In Belgium the World Aids prevention day is a day of celebration for many. First and foremost for those who earn a living by it, especially the many government funded social workers who never need to go near an AIDS patient but spend their time “increasing awareness” among the masses. One powerful group in this respect is the Belgian organisation SENSOA (abbreviated from: “Increasing Awareness about Sexually Transmitted Diseases”).
Because AIDS is such a terrible thing, no-one dares to question or criticise these people’s activities. Their funds increase with every AIDS campaign and the government gives them any other convenience their work may require. Such as access to the nation’s schoolchildren through the school curriculum and extracurricular activities.
Their latest activity is an exhibition and activities book about sex and relationships that targets children of preschool and primary school age. It is a permanent exhibition in one of the oldest educational science centres in the country, housed in the former St. Peter’s Abbey in the town of Ghent. The initiative is hailed with enthusiasm by the entire press. “In the exhibition you are allowed to peep into the bathroom and overhear what is happening in the bedroom. Even dirty jokes are permitted,” one newspaper burbles.
“We want to teach the children that willies come in all shapes and sizes. There are hands-on activities for six-year olds, with crooked, straight and circumcised willies”, the organisers tell another newspaper. Yet another paper: “Onto a doll covered in Velcro they can stick bodyparts at will, choosing between small breasts or sagging tits, between big willies and small ones that stick out in all directions.” The local councillor for education proudly proclaims: “We have no taboos here.”
A journalist from Antwerp writes: “By turning blocks the children can put together a mum or dad of their own. Naked or dressed. Or they can make two mums or two dads. All types of relationships are shown. When you peep through a hole you can see two bears buttering bread and much more [from a Dutch nursery rhyme along the lines of “the animals went in two by two”]. And you can see the sleeping beauty having safe sex with her prince.” “And through the peephole you also get to admire various sexual positions: the two bears illustrate that it doesn’t always need to be a man on a woman,” adds another.
And they go on: “In the orgasm corner you can explore Ken and Barbie’s erogenous zones with the click of a mouse on a computerscreen.” “The best part is the little room where the children can experience it all themselves. You can hear the sounds and watch a film showing the mouths of people in orgastic climax.” “Anyone who is at secondary school gets a condom as an ‘entry ticket.’ So they can practise how to use it on an artificial penis at the end of the exhibition.”

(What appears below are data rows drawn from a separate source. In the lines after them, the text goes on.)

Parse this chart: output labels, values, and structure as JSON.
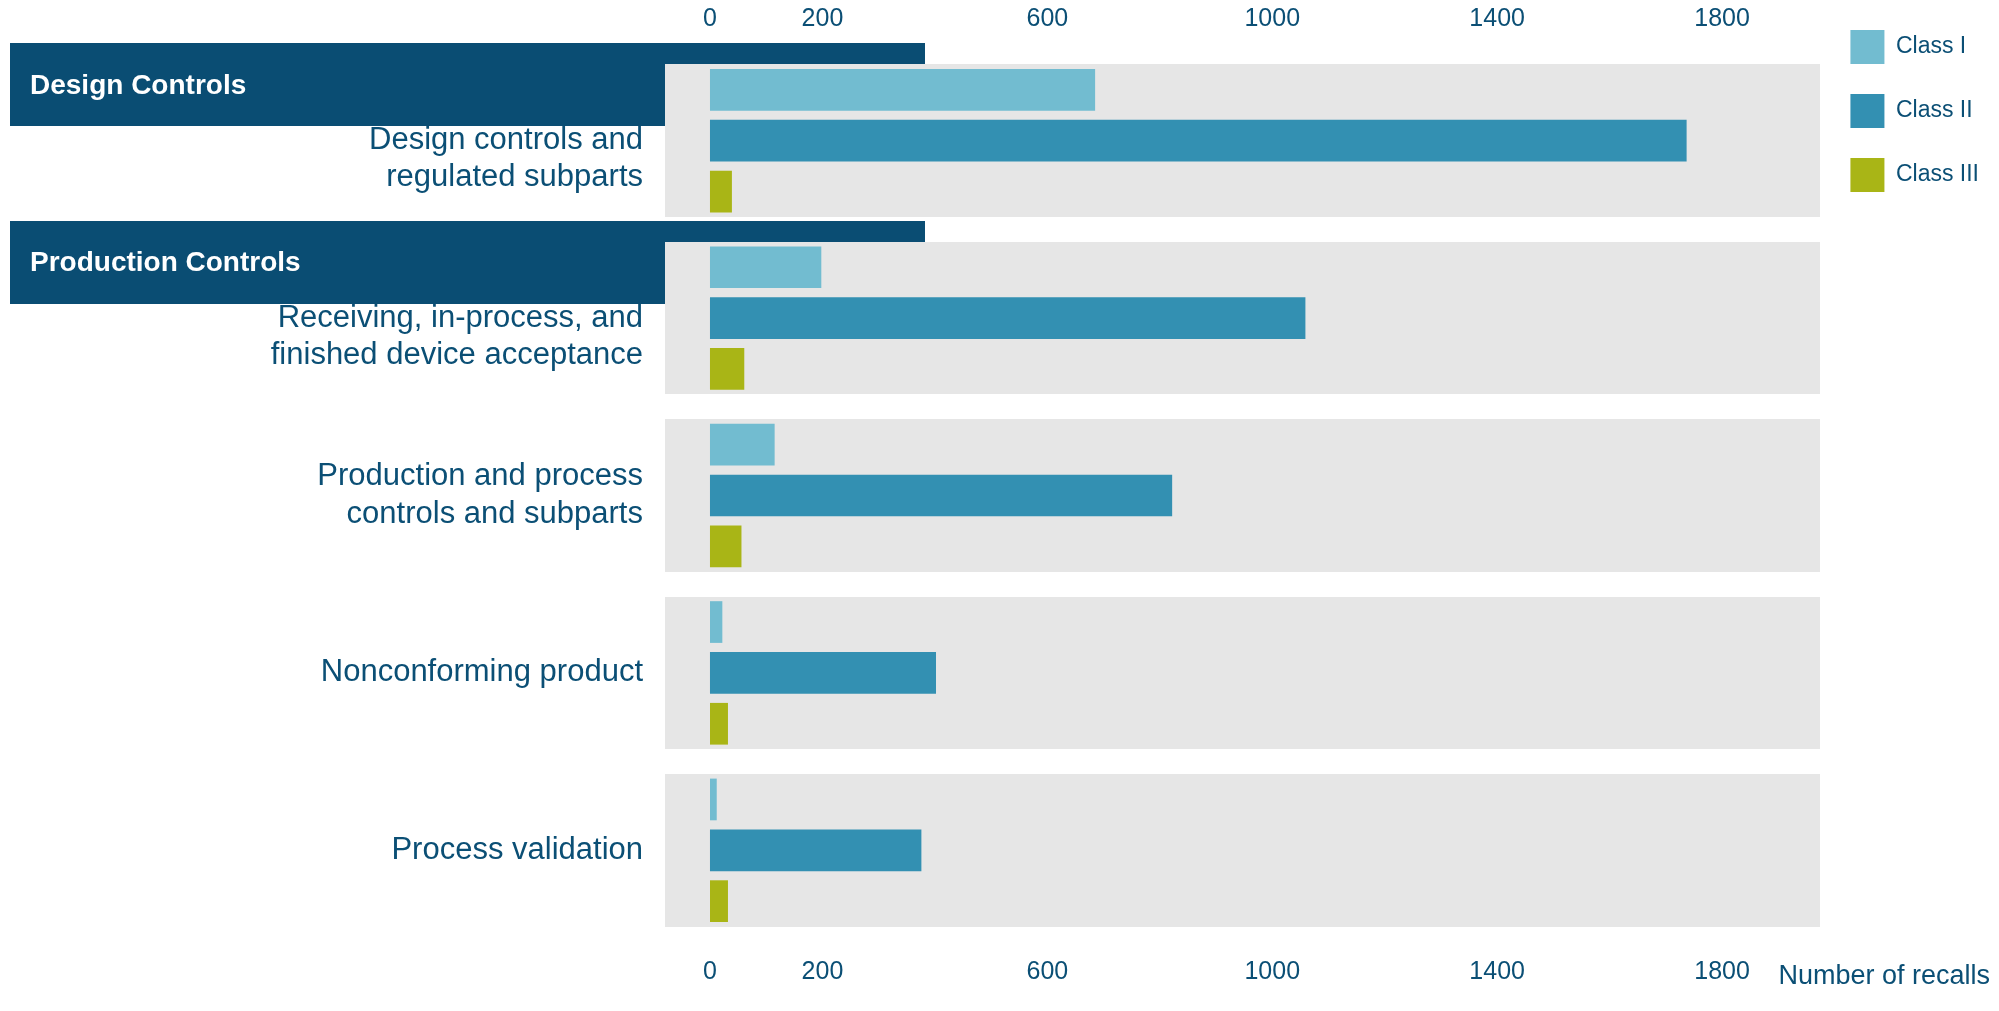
{
  "chart_data": {
    "type": "bar",
    "orientation": "horizontal",
    "xlabel": "Number of recalls",
    "categories": [
      "Design controls and regulated subparts",
      "Receiving, in-process, and finished device acceptance",
      "Production and process controls and subparts",
      "Nonconforming product",
      "Process validation"
    ],
    "series": [
      {
        "name": "Class I",
        "color": "#72bcd0",
        "values": [
          685,
          198,
          115,
          22,
          12
        ]
      },
      {
        "name": "Class II",
        "color": "#3390b2",
        "values": [
          1737,
          1059,
          822,
          402,
          376
        ]
      },
      {
        "name": "Class III",
        "color": "#a9b516",
        "values": [
          39,
          61,
          56,
          32,
          32
        ]
      }
    ],
    "xlim": [
      -80,
      1975
    ],
    "xticks": [
      0,
      200,
      600,
      1000,
      1400,
      1800
    ],
    "x2lim": [
      -80,
      1975
    ],
    "x2ticks": [
      0,
      200,
      600,
      1000,
      1400,
      1800
    ],
    "annotations": [
      "Design Controls",
      "Production Controls"
    ],
    "legend": "top right",
    "grid": false
  }
}
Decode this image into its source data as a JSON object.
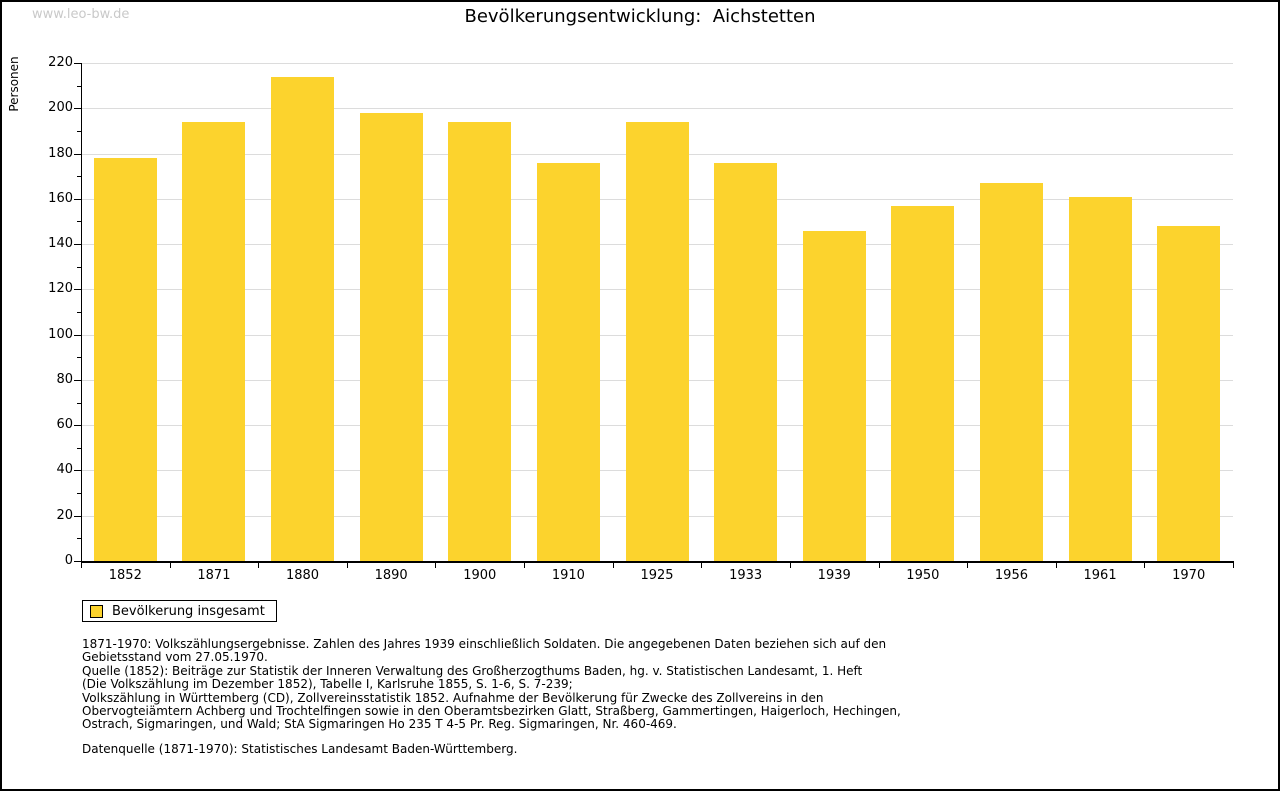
{
  "watermark": "www.leo-bw.de",
  "header": {
    "title": "Bevölkerungsentwicklung:  Aichstetten"
  },
  "chart_data": {
    "type": "bar",
    "title": "Bevölkerungsentwicklung: Aichstetten",
    "categories": [
      "1852",
      "1871",
      "1880",
      "1890",
      "1900",
      "1910",
      "1925",
      "1933",
      "1939",
      "1950",
      "1956",
      "1961",
      "1970"
    ],
    "values": [
      178,
      194,
      214,
      198,
      194,
      176,
      194,
      176,
      146,
      157,
      167,
      161,
      148
    ],
    "series_name": "Bevölkerung insgesamt",
    "xlabel": "",
    "ylabel": "Personen",
    "ylim": [
      0,
      220
    ],
    "ytick_step": 20,
    "minor_tick_step": 10,
    "grid": true,
    "legend_position": "bottom-left"
  },
  "legend": {
    "label": "Bevölkerung insgesamt"
  },
  "colors": {
    "bar": "#fcd32d",
    "grid": "#dcdcdc",
    "axis": "#000000",
    "text": "#000000",
    "watermark": "#c9c9c9"
  },
  "footer": {
    "lines": [
      "1871-1970: Volkszählungsergebnisse. Zahlen des Jahres 1939 einschließlich Soldaten. Die angegebenen Daten beziehen sich auf den",
      "Gebietsstand vom 27.05.1970.",
      "Quelle (1852): Beiträge zur Statistik der Inneren Verwaltung des Großherzogthums Baden, hg. v. Statistischen Landesamt, 1. Heft",
      "(Die Volkszählung im Dezember 1852), Tabelle I, Karlsruhe 1855, S. 1-6, S. 7-239;",
      "Volkszählung in Württemberg (CD), Zollvereinsstatistik 1852. Aufnahme der Bevölkerung für Zwecke des Zollvereins in den",
      "Obervogteiämtern Achberg und Trochtelfingen sowie in den Oberamtsbezirken Glatt, Straßberg, Gammertingen, Haigerloch, Hechingen,",
      "Ostrach, Sigmaringen, und Wald; StA Sigmaringen Ho 235 T 4-5 Pr. Reg. Sigmaringen, Nr. 460-469."
    ],
    "datasource": "Datenquelle (1871-1970): Statistisches Landesamt Baden-Württemberg."
  }
}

The exhibition is not an excessive or isolated item, but fits in nicely with what is taught in schools as sex education, social education, biology, hygiene and even catechism. The regional Department of Education in Flanders (the Dutch-speaking northern half of Belgium) includes a “gay [holebi in Dutch] office” which has a say in all the curricula the department sets. One of the basic requirements for government approval of school certificates and for subsidies is the inclusion of “sexual diversity” education in all aspects of the school programmes (by decree of the regional parliament of Flanders). And the homosexual activists are now civil servants, paid with taxpayers’ money for the privilege of being allowed to incorporate their agenda, undiluted, into every aspect of the education of Flemish children from preschool through grade twelve.